The ITSM comparison in a single flow:
| Stage | JSM (ITSM ticket model) | incident.io (Slack-native) |
|---|---|---|
| Alert fires | Webhook matches integration config | Webhook triggers channel creation |
| Team assembled | Manual Slack coordination | Auto-paged on-call, service owner pulled in |
| Incident managed | Toggle between JSM web UI and Slack | /inc commands entirely in Slack |
| Timeline captured | Manual notes | Auto-captured in real time |
| Post-mortem | Manual reconstruction | Auto-drafted from captured timeline |
For a 100-user team, incident.io Pro plan with on-call runs $45/user/month ($25 base + $20 on-call add-on), totaling $54,000/year. Compare that against JSM Premium at approximately $47.82/agent/month for 100 agents ($57,384/year), and you're paying more for a tool that requires two products (JSM and Compass), manual alert rule recreation, and a web-first workflow that adds context-switching during incidents.

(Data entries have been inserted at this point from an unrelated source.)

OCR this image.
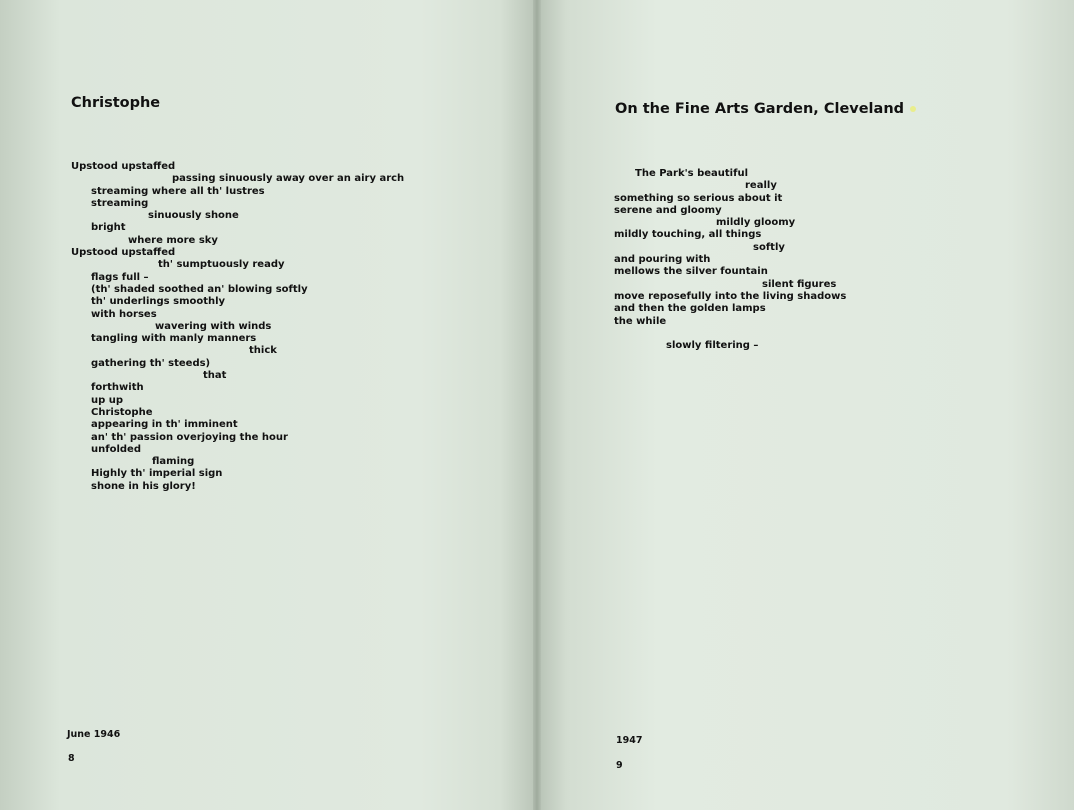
Christophe
Upstood upstaffed
passing sinuously away over an airy arch
streaming where all th' lustres
streaming
sinuously shone
bright
where more sky
Upstood upstaffed
th' sumptuously ready
flags full –
(th' shaded soothed an' blowing softly
th' underlings smoothly
with horses
wavering with winds
tangling with manly manners
thick
gathering th' steeds)
that
forthwith
up up
Christophe
appearing in th' imminent
an' th' passion overjoying the hour
unfolded
flaming
Highly th' imperial sign
shone in his glory!
June 1946
8
On the Fine Arts Garden, Cleveland
The Park's beautiful
really
something so serious about it
serene and gloomy
mildly gloomy
mildly touching, all things
softly
and pouring with
mellows the silver fountain
silent figures
move reposefully into the living shadows
and then the golden lamps
the while
slowly filtering –
1947
9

incident.io's opinionated design is a strength for teams that want a fast, structured workflow out of the box, but it becomes a constraint if your organization needs deep customization beyond its built-in templates. It also has a hard dependency on Slack or Microsoft Teams. If either is unavailable or your organization restricts their use, the core incident channel workflow doesn't function. There is no standalone mobile app either, so engineers who rely on mobile-first on-call management will find the experience more limited than dedicated tools built around that use case.
The April 2027 deadline is fixed. JSM keeps your team in the Atlassian ecosystem, but it requires configuration to auto-create incident channels, won't capture timelines automatically, and won't spare you from manually rebuilding the routing rules and action policies that Opsgenie runs today. If your team lives in Slack and handles 5-20+ incidents per month, the results from teams like Etsy (33% MTTR reduction) and Intercom (40% reduction in total incident time) show what a Slack-native platform can deliver, and the Opsgenie migration tools in incident.io mean you keep your Jira and Confluence workflows intact while upgrading the coordination layer, as covered in the ITSM and DevOps integration guide.

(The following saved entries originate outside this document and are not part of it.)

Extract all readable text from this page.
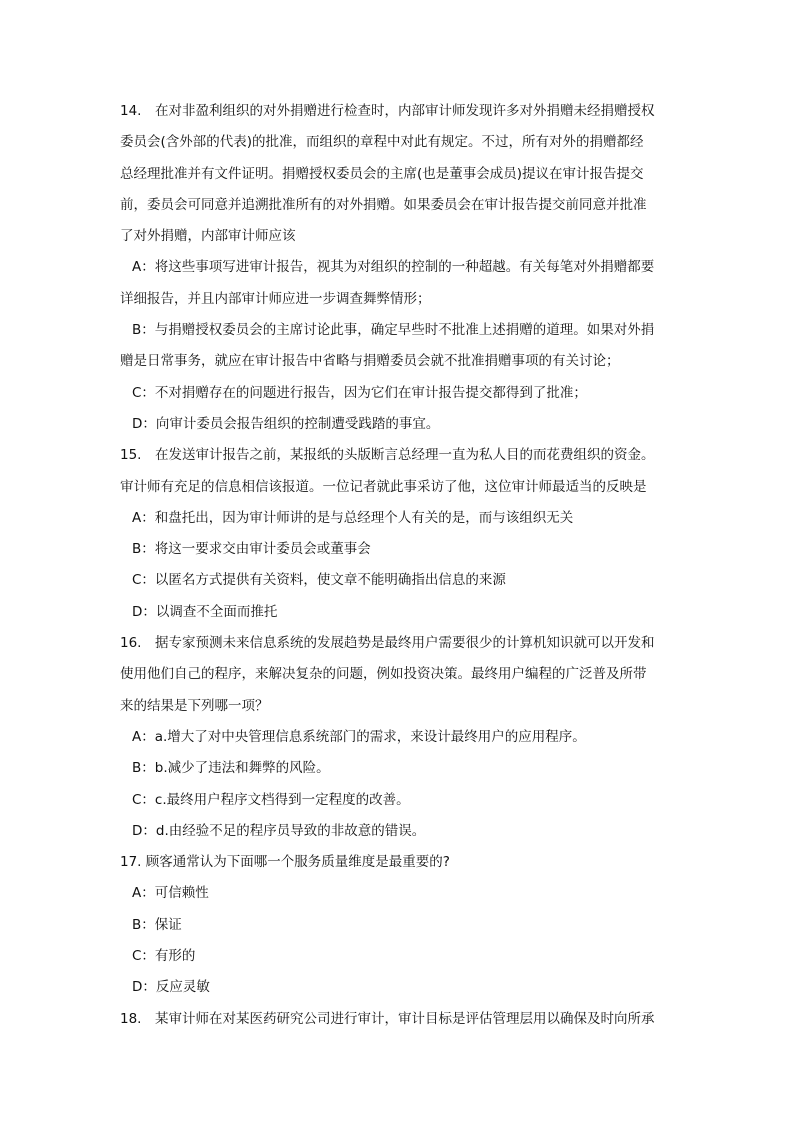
14.　在对非盈利组织的对外捐赠进行检查时，内部审计师发现许多对外捐赠未经捐赠授权
委员会(含外部的代表)的批准，而组织的章程中对此有规定。不过，所有对外的捐赠都经
总经理批准并有文件证明。捐赠授权委员会的主席(也是董事会成员)提议在审计报告提交
前，委员会可同意并追溯批准所有的对外捐赠。如果委员会在审计报告提交前同意并批准
了对外捐赠，内部审计师应该
A：将这些事项写进审计报告，视其为对组织的控制的一种超越。有关每笔对外捐赠都要
详细报告，并且内部审计师应进一步调查舞弊情形；
B：与捐赠授权委员会的主席讨论此事，确定早些时不批准上述捐赠的道理。如果对外捐
赠是日常事务，就应在审计报告中省略与捐赠委员会就不批准捐赠事项的有关讨论；
C：不对捐赠存在的问题进行报告，因为它们在审计报告提交都得到了批准；
D：向审计委员会报告组织的控制遭受践踏的事宜。
15.　在发送审计报告之前，某报纸的头版断言总经理一直为私人目的而花费组织的资金。
审计师有充足的信息相信该报道。一位记者就此事采访了他，这位审计师最适当的反映是
A：和盘托出，因为审计师讲的是与总经理个人有关的是，而与该组织无关
B：将这一要求交由审计委员会或董事会
C：以匿名方式提供有关资料，使文章不能明确指出信息的来源
D：以调查不全面而推托
16.　据专家预测未来信息系统的发展趋势是最终用户需要很少的计算机知识就可以开发和
使用他们自己的程序，来解决复杂的问题，例如投资决策。最终用户编程的广泛普及所带
来的结果是下列哪一项？
A：a.增大了对中央管理信息系统部门的需求，来设计最终用户的应用程序。
B：b.减少了违法和舞弊的风险。
C：c.最终用户程序文档得到一定程度的改善。
D：d.由经验不足的程序员导致的非故意的错误。
17. 顾客通常认为下面哪一个服务质量维度是最重要的?
A：可信赖性
B：保证
C：有形的
D：反应灵敏
18.　某审计师在对某医药研究公司进行审计，审计目标是评估管理层用以确保及时向所承
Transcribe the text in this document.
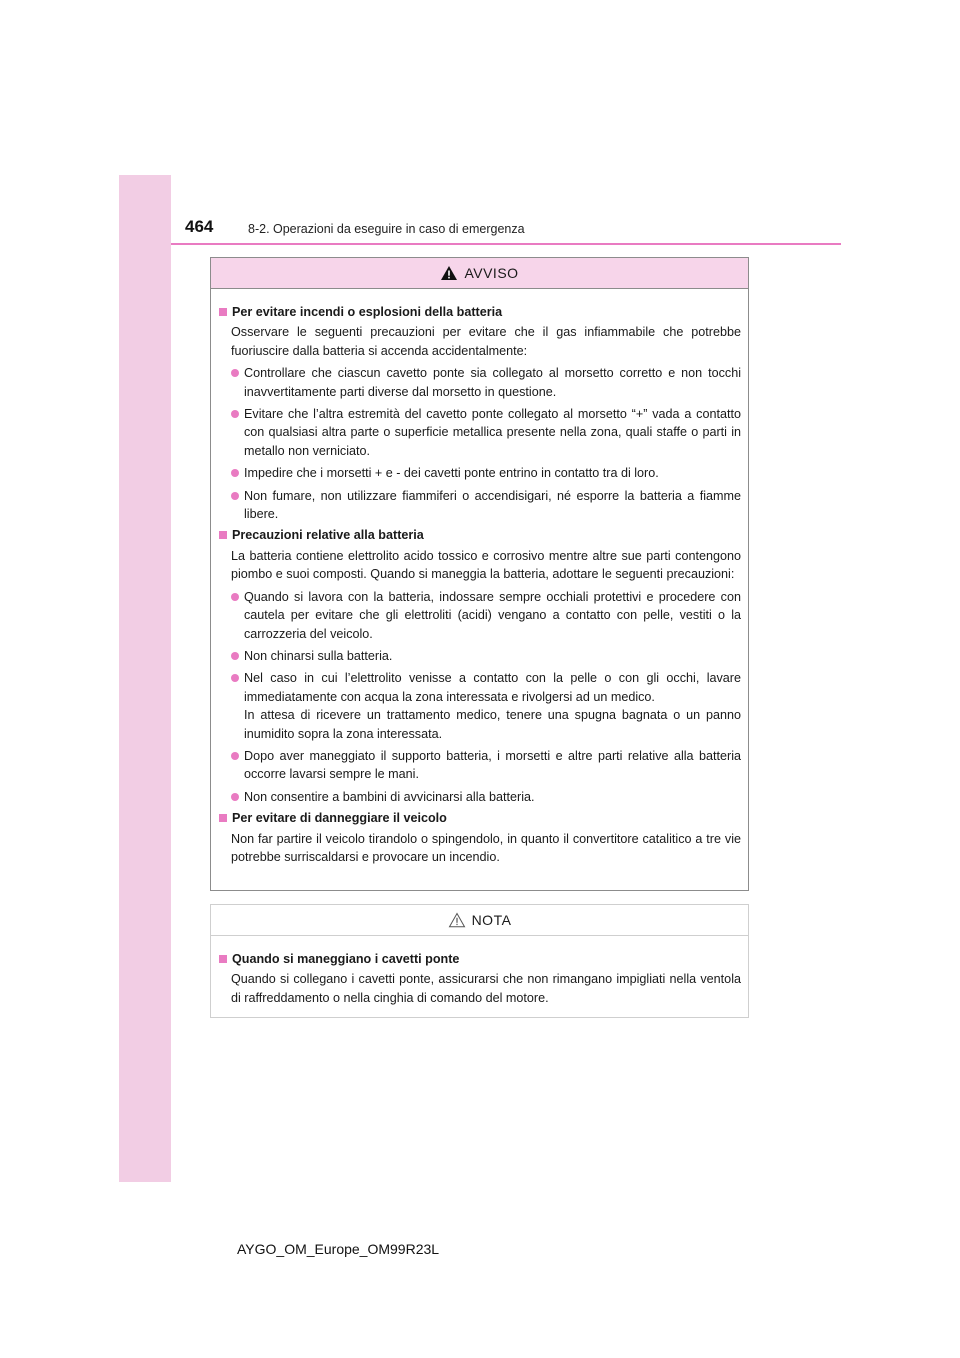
464	8-2. Operazioni da eseguire in caso di emergenza
AVVISO
Per evitare incendi o esplosioni della batteria
Osservare le seguenti precauzioni per evitare che il gas infiammabile che potrebbe fuoriuscire dalla batteria si accenda accidentalmente:
Controllare che ciascun cavetto ponte sia collegato al morsetto corretto e non tocchi inavvertitamente parti diverse dal morsetto in questione.
Evitare che l’altra estremità del cavetto ponte collegato al morsetto “+” vada a contatto con qualsiasi altra parte o superficie metallica presente nella zona, quali staffe o parti in metallo non verniciato.
Impedire che i morsetti + e - dei cavetti ponte entrino in contatto tra di loro.
Non fumare, non utilizzare fiammiferi o accendisigari, né esporre la batteria a fiamme libere.
Precauzioni relative alla batteria
La batteria contiene elettrolito acido tossico e corrosivo mentre altre sue parti contengono piombo e suoi composti. Quando si maneggia la batteria, adottare le seguenti precauzioni:
Quando si lavora con la batteria, indossare sempre occhiali protettivi e procedere con cautela per evitare che gli elettroliti (acidi) vengano a contatto con pelle, vestiti o la carrozzeria del veicolo.
Non chinarsi sulla batteria.
Nel caso in cui l’elettrolito venisse a contatto con la pelle o con gli occhi, lavare immediatamente con acqua la zona interessata e rivolgersi ad un medico.
In attesa di ricevere un trattamento medico, tenere una spugna bagnata o un panno inumidito sopra la zona interessata.
Dopo aver maneggiato il supporto batteria, i morsetti e altre parti relative alla batteria occorre lavarsi sempre le mani.
Non consentire a bambini di avvicinarsi alla batteria.
Per evitare di danneggiare il veicolo
Non far partire il veicolo tirandolo o spingendolo, in quanto il convertitore catalitico a tre vie potrebbe surriscaldarsi e provocare un incendio.
NOTA
Quando si maneggiano i cavetti ponte
Quando si collegano i cavetti ponte, assicurarsi che non rimangano impigliati nella ventola di raffreddamento o nella cinghia di comando del motore.
AYGO_OM_Europe_OM99R23L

Schedule a demo of incident.io to see a live Opsgenie migration walkthrough, a full incident managed in Slack from alert to post-mortem, and a 14-day parallel run strategy that gets you migrated with zero missed pages.
Alert routing: The process of evaluating an incoming alert's payload (source, priority, content, tags) against predefined rules to deliver it to the correct on-call schedule, escalation policy, or team.
Escalation policy: A defined sequence of notification steps triggered when an alert goes unacknowledged. Each step specifies who gets paged, via which channel, and after how long a delay.
Inbound payload: The structured data sent by a monitoring tool (Datadog, Prometheus, etc.) when an alert fires. Routing rules evaluate fields within this payload to determine where the alert goes.
ITSM platform: IT service management (ITSM) is a framework for designing, delivering, and optimizing IT services across an organization, covering service requests, change management, asset tracking, and incident management. ITSM tools optimize for structured, asynchronous workflows rather than real-time coordination.
Parallel run strategy: A migration approach where both the old platform (Opsgenie) and the new platform (incident.io) receive the same alerts simultaneously via webhook fan-out. Teams validate routing and paging accuracy in the new tool before turning off the legacy system, ensuring zero missed pages during cutover.